I'm seeing a mutate error caused by unrelated code that can either cause errors to be thrown or not based on unrelated code being run. For example,

  • I initialize data and run a block of mutate code successfully
  • I run a group_by, summarise code block that runs successfully but has warnings
  • The same original code with original data now throws a mutate error whereas it ran successfully before!
  • I run an unrelated mutate that doesn't affect the original data which runs successfully
  • I now run the mutate code a 3rd time, and the code runs successfully again now!
library(tidyverse)
library(scales)
#> 
#> Attaching package: 'scales'
#> The following object is masked from 'package:purrr':
#> 
#>     discard
#> The following object is masked from 'package:readr':
#> 
#>     col_factor

df_test <- tibble(group = c('a', 'a', 'b', 'b', 'b'), hour=parse_factor(as.character(c(1, 2, 1, 2, 1))), x = c(1,2,3, 4, 5), y=c(5, 6, 7, 8, 9))
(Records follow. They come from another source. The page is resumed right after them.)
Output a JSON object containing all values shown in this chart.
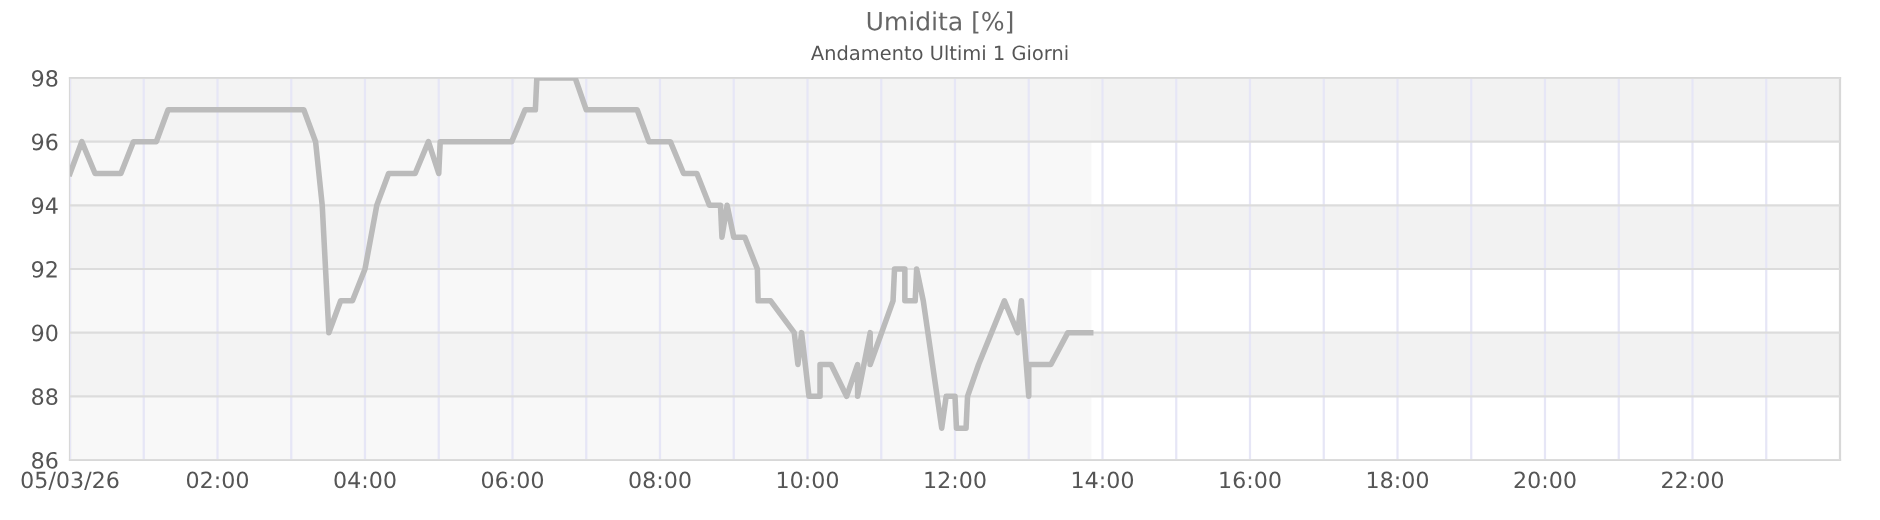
{
  "chart_data": {
    "type": "line",
    "title": "Umidita [%]",
    "subtitle": "Andamento Ultimi 1 Giorni",
    "x": [
      0,
      0.16,
      0.34,
      0.69,
      0.86,
      1.17,
      1.33,
      3.17,
      3.33,
      3.42,
      3.51,
      3.67,
      3.83,
      4.0,
      4.16,
      4.32,
      4.68,
      4.86,
      5.0,
      5.02,
      5.99,
      6.17,
      6.31,
      6.33,
      6.85,
      7.0,
      7.69,
      7.85,
      8.14,
      8.32,
      8.5,
      8.67,
      8.82,
      8.84,
      8.91,
      9.0,
      9.15,
      9.32,
      9.33,
      9.5,
      9.82,
      9.87,
      9.92,
      10.02,
      10.17,
      10.17,
      10.32,
      10.53,
      10.68,
      10.68,
      10.85,
      10.85,
      11.16,
      11.18,
      11.32,
      11.32,
      11.46,
      11.48,
      11.57,
      11.82,
      11.88,
      12.0,
      12.02,
      12.15,
      12.17,
      12.32,
      12.67,
      12.85,
      12.9,
      13.0,
      13.0,
      13.3,
      13.53,
      13.84
    ],
    "series": [
      {
        "color": "#bbbbbb",
        "values": [
          95,
          96,
          95,
          95,
          96,
          96,
          97,
          97,
          96,
          94,
          90,
          91,
          91,
          92,
          94,
          95,
          95,
          96,
          95,
          96,
          96,
          97,
          97,
          98,
          98,
          97,
          97,
          96,
          96,
          95,
          95,
          94,
          94,
          93,
          94,
          93,
          93,
          92,
          91,
          91,
          90,
          89,
          90,
          88,
          88,
          89,
          89,
          88,
          89,
          88,
          90,
          89,
          91,
          92,
          92,
          91,
          91,
          92,
          91,
          87,
          88,
          88,
          87,
          87,
          88,
          89,
          91,
          90,
          91,
          88,
          89,
          89,
          90,
          90
        ]
      }
    ],
    "xlim": [
      0,
      24
    ],
    "xticks": [
      {
        "value": 0,
        "label": "05/03/26"
      },
      {
        "value": 1,
        "label": null
      },
      {
        "value": 2,
        "label": "02:00"
      },
      {
        "value": 3,
        "label": null
      },
      {
        "value": 4,
        "label": "04:00"
      },
      {
        "value": 5,
        "label": null
      },
      {
        "value": 6,
        "label": "06:00"
      },
      {
        "value": 7,
        "label": null
      },
      {
        "value": 8,
        "label": "08:00"
      },
      {
        "value": 9,
        "label": null
      },
      {
        "value": 10,
        "label": "10:00"
      },
      {
        "value": 11,
        "label": null
      },
      {
        "value": 12,
        "label": "12:00"
      },
      {
        "value": 13,
        "label": null
      },
      {
        "value": 14,
        "label": "14:00"
      },
      {
        "value": 15,
        "label": null
      },
      {
        "value": 16,
        "label": "16:00"
      },
      {
        "value": 17,
        "label": null
      },
      {
        "value": 18,
        "label": "18:00"
      },
      {
        "value": 19,
        "label": null
      },
      {
        "value": 20,
        "label": "20:00"
      },
      {
        "value": 21,
        "label": null
      },
      {
        "value": 22,
        "label": "22:00"
      },
      {
        "value": 23,
        "label": null
      }
    ],
    "ylim": [
      86,
      98
    ],
    "yticks": [
      86,
      88,
      90,
      92,
      94,
      96,
      98
    ],
    "bands": [
      {
        "axis": "y",
        "from": 96,
        "to": 98,
        "color": "#f2f2f2"
      },
      {
        "axis": "y",
        "from": 92,
        "to": 94,
        "color": "#f2f2f2"
      },
      {
        "axis": "y",
        "from": 88,
        "to": 90,
        "color": "#f2f2f2"
      },
      {
        "axis": "x",
        "from": 0,
        "to": 13.85,
        "color": "#f4f4f4"
      }
    ],
    "grid": true,
    "marker": "none",
    "line_style": "solid",
    "legend": false
  }
}
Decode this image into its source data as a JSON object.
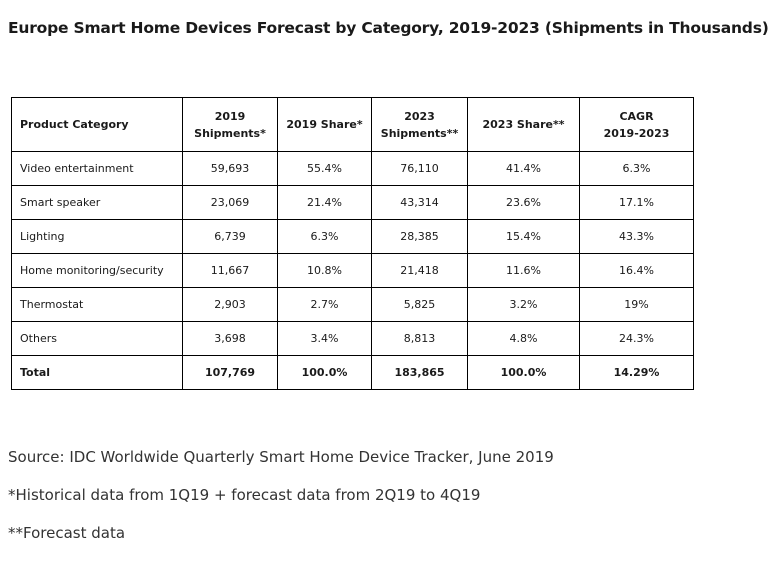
{
  "title": "Europe Smart Home Devices Forecast by Category, 2019-2023 (Shipments in Thousands)",
  "table": {
    "headers": [
      [
        "Product Category"
      ],
      [
        "2019",
        "Shipments*"
      ],
      [
        "2019 Share*"
      ],
      [
        "2023",
        "Shipments**"
      ],
      [
        "2023 Share**"
      ],
      [
        "CAGR",
        "2019-2023"
      ]
    ],
    "rows": [
      [
        "Video entertainment",
        "59,693",
        "55.4%",
        "76,110",
        "41.4%",
        "6.3%"
      ],
      [
        "Smart speaker",
        "23,069",
        "21.4%",
        "43,314",
        "23.6%",
        "17.1%"
      ],
      [
        "Lighting",
        "6,739",
        "6.3%",
        "28,385",
        "15.4%",
        "43.3%"
      ],
      [
        "Home monitoring/security",
        "11,667",
        "10.8%",
        "21,418",
        "11.6%",
        "16.4%"
      ],
      [
        "Thermostat",
        "2,903",
        "2.7%",
        "5,825",
        "3.2%",
        "19%"
      ],
      [
        "Others",
        "3,698",
        "3.4%",
        "8,813",
        "4.8%",
        "24.3%"
      ]
    ],
    "total": [
      "Total",
      "107,769",
      "100.0%",
      "183,865",
      "100.0%",
      "14.29%"
    ]
  },
  "notes": {
    "source": "Source: IDC Worldwide Quarterly Smart Home Device Tracker, June 2019",
    "historical": "*Historical data from 1Q19 + forecast data from 2Q19 to 4Q19",
    "forecast": "**Forecast data"
  }
}
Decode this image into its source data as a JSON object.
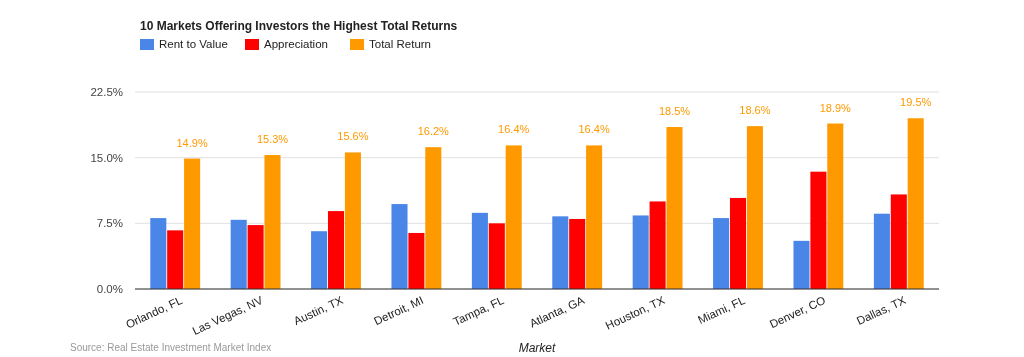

return_data <- df_test %>%
  dplyr::mutate(
    hour = paste(hour, ':00'),
    across(.cols = c(x, y), scales::label_dollar())
  )

summarise_df_input <- function(.data, func, group_vars) {
  df_agg <- .data %>%
    group_by(across(all_of(group_vars))) %>%
    summarise(across(everything(), func))
  
  return(df_agg)
}

df_grouped <- df_test %>% summarise_df_input(mean, 'group')
#> Warning in mean.default(hour): argument is not numeric or logical: returning NA

#> Warning in mean.default(hour): argument is not numeric or logical: returning NA

return_data <- df_test %>%
  dplyr::mutate(
    hour = paste(hour, ':00'),
    across(.cols = c(x, y), scales::label_dollar())
  )
#> Error: Problem with `mutate()` input `..2`.
#> x subscript out of bounds
#> ℹ Input `..2` is `(function (.cols = everything(), .fns = NULL, ..., .names = NULL) ...`.

return_data <- df_test %>%
  dplyr::mutate(
    across(.cols = c(x, y), scales::label_dollar())
  )

return_data <- df_test %>%
  dplyr::mutate(
    hour = paste(hour, ':00'),
    across(.cols = c(x, y), scales::label_dollar())
  )

Created on 2021-03-05 by the reprex package (v1.0.0)

Here is a reprex of what's going on. Does anyone have any idea what's happening? This is using dplyr 1.0.5 btw.

1

1 Answers

0
votes

it is using everything, instead it should be where(is.numeric) because other than the group column, there is an 'hour' column which is factor and mean works on numeric variables

summarise_df_input <- function(.data, func, group_vars) {
  .data %>%
      group_by(across(all_of(group_vars))) %>%
       summarise(across(where(is.numeric), func), .groups = 'drop')  
  
}

-testing

df_test %>% 
    summarise_df_input(mean, 'group')
# A tibble: 2 x 3
#  group     x     y
#* <chr> <dbl> <dbl>
#1 a       1.5   5.5
#2 b       4     8 

Regarding the error in execution, it may be a bug. Changing the order of execution of across can bypass the error

return_data <- df_test %>%
    dplyr::mutate(
       across(.cols = c(x, y), scales::label_dollar()), hour = paste(hour, ':00')
  )